Es häuften sich Fälle für eine rasche Verringerung der Suizidalität nach der Verabreichung von Ketamin3, und die FDA hat Ketamin eine „Breakthrough Therapy Designation“ für die Behandlung von Suizidalität erteilt. Aber diese Studie widersetzt sich diesem Trend. In einem früheren Blog haben wir bereits vor der Überinterpretation kleiner Studien mit methodischen Schwächen gewarnt, und andere haben diesen Punkt speziell in Bezug auf die Ketamin-Literatur angesprochen4. Wir wissen, dass bei kleinen Studien mit geringer Power das Risiko falsch positiver Ergebnisse besteht, die sich nicht replizieren lassen, insbesondere angesichts von Publikationsbias, Aktenschubladeneffekten und Bias, die durch Industriesponsoring und Interessenkonflikte eingeführt werden, was allesamt zu nicht signifikanten Studien führt seltener veröffentlicht werden.

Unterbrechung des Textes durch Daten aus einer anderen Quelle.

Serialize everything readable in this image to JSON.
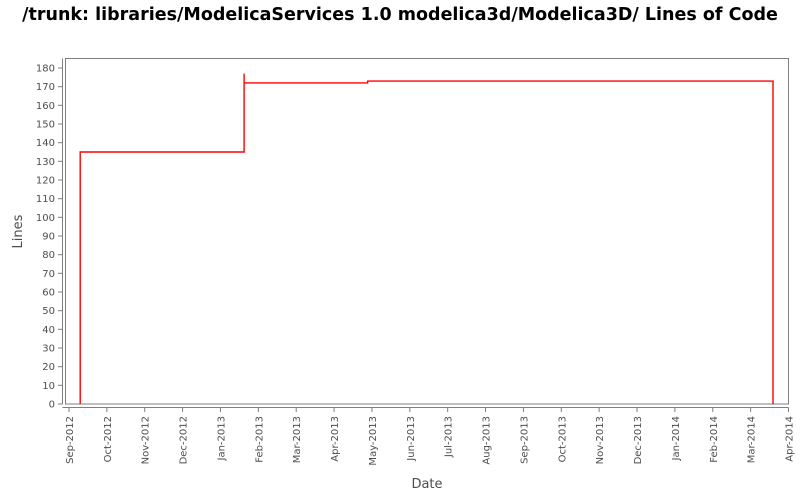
{
  "chart_data": {
    "type": "line",
    "step_style": "step-after",
    "title": "/trunk: libraries/ModelicaServices 1.0 modelica3d/Modelica3D/ Lines of Code",
    "xlabel": "Date",
    "ylabel": "Lines",
    "grid": false,
    "legend": "none",
    "x_domain": [
      "2012-09-01",
      "2014-04-01"
    ],
    "x_tick_labels": [
      "Sep-2012",
      "Oct-2012",
      "Nov-2012",
      "Dec-2012",
      "Jan-2013",
      "Feb-2013",
      "Mar-2013",
      "Apr-2013",
      "May-2013",
      "Jun-2013",
      "Jul-2013",
      "Aug-2013",
      "Sep-2013",
      "Oct-2013",
      "Nov-2013",
      "Dec-2013",
      "Jan-2014",
      "Feb-2014",
      "Mar-2014",
      "Apr-2014"
    ],
    "y_axis": {
      "min": 0,
      "max": 180,
      "step": 10
    },
    "series": [
      {
        "name": "Lines of Code",
        "color": "#ff0000",
        "baseline": 0,
        "points": [
          {
            "date": "2012-09-10",
            "lines": 135
          },
          {
            "date": "2013-01-20",
            "lines": 177
          },
          {
            "date": "2013-01-20",
            "lines": 172
          },
          {
            "date": "2013-04-28",
            "lines": 173
          },
          {
            "date": "2014-03-19",
            "lines": 0
          }
        ]
      }
    ]
  },
  "style": {
    "line_color": "#ff0000",
    "axis_color": "#7f7f7f",
    "tick_label_color": "#4d4d4d",
    "title_color": "#000000",
    "background": "#ffffff"
  }
}
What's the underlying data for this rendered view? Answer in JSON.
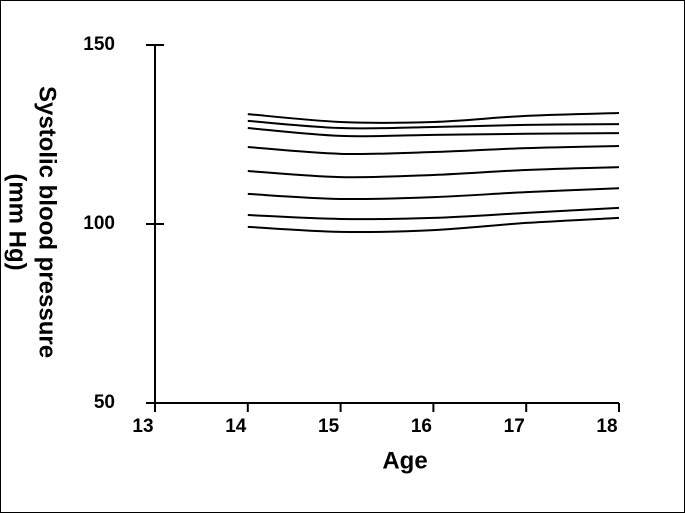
{
  "chart_data": {
    "type": "line",
    "x_label": "Age",
    "y_label": [
      "Systolic blood pressure",
      "(mm Hg)"
    ],
    "x": [
      14,
      15,
      16,
      17,
      18
    ],
    "color": "#000000",
    "series": [
      {
        "values": [
          130.7,
          128.5,
          128.5,
          130.2,
          131.0
        ]
      },
      {
        "values": [
          128.8,
          126.8,
          127.1,
          127.7,
          127.9
        ]
      },
      {
        "values": [
          126.8,
          124.6,
          124.9,
          125.2,
          125.4
        ]
      },
      {
        "values": [
          121.5,
          119.6,
          120.1,
          121.2,
          121.8
        ]
      },
      {
        "values": [
          114.8,
          113.1,
          113.7,
          115.1,
          115.9
        ]
      },
      {
        "values": [
          108.4,
          107.0,
          107.5,
          108.9,
          110.0
        ]
      },
      {
        "values": [
          102.5,
          101.4,
          101.7,
          103.1,
          104.5
        ]
      },
      {
        "values": [
          99.2,
          97.8,
          98.3,
          100.3,
          101.7
        ]
      }
    ],
    "xlim": [
      13,
      18
    ],
    "xticks": [
      13,
      14,
      15,
      16,
      17,
      18
    ],
    "ylim": [
      50,
      150
    ],
    "yticks": [
      50,
      100,
      150
    ],
    "grid": false
  }
}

Im Falle der vorliegenden Studie haben Canuso et al. 2018 hat eine sehr gründliche Arbeit bei der Messung der Suizidalität mit mehreren verschiedenen Maßnahmen aus Sicht sowohl des Patienten als auch des Arztes geleistet; Sie verwendeten 3 Skalen – die Beck-Skala für Suizidgedanken, die Beck-Hoffnungslosigkeitsskala und das Suicide Ideation and Behavior Assessment Tool, eine neue Skala, die entwickelt wurde, um ein empfindlicheres Maß für Veränderungen in Suizidgedanken und -verhalten zu sein. Dies ist grundsätzlich keine schlechte Idee, da es die Robustheit eines wissenschaftlichen Ergebnisses erhöht, wenn es innerhalb derselben Studie über mehrere Maßnahmen hinweg repliziert werden kann, und zusätzlich hilfreich sein kann, um die gesamte Breite eines Konstrukts abzudecken. In der Studie zeigten diese 3 Messungen keine Unterschiede zwischen den Gruppen, aber die Punktzahl beim Suizid-Item des Depressionsfragebogens fiel in den 4 Stunden nach der ersten Dosis bei den Teilnehmern, die Ketamin erhielten, schneller ab. Soweit wir das beurteilen können, wurde diese bestimmte Maßnahme nicht im Voraus im Studienprotokoll5 als primäres oder sekundäres Ergebnis identifiziert, und es gab auch keinen 24-Stunden-Zeitpunkt.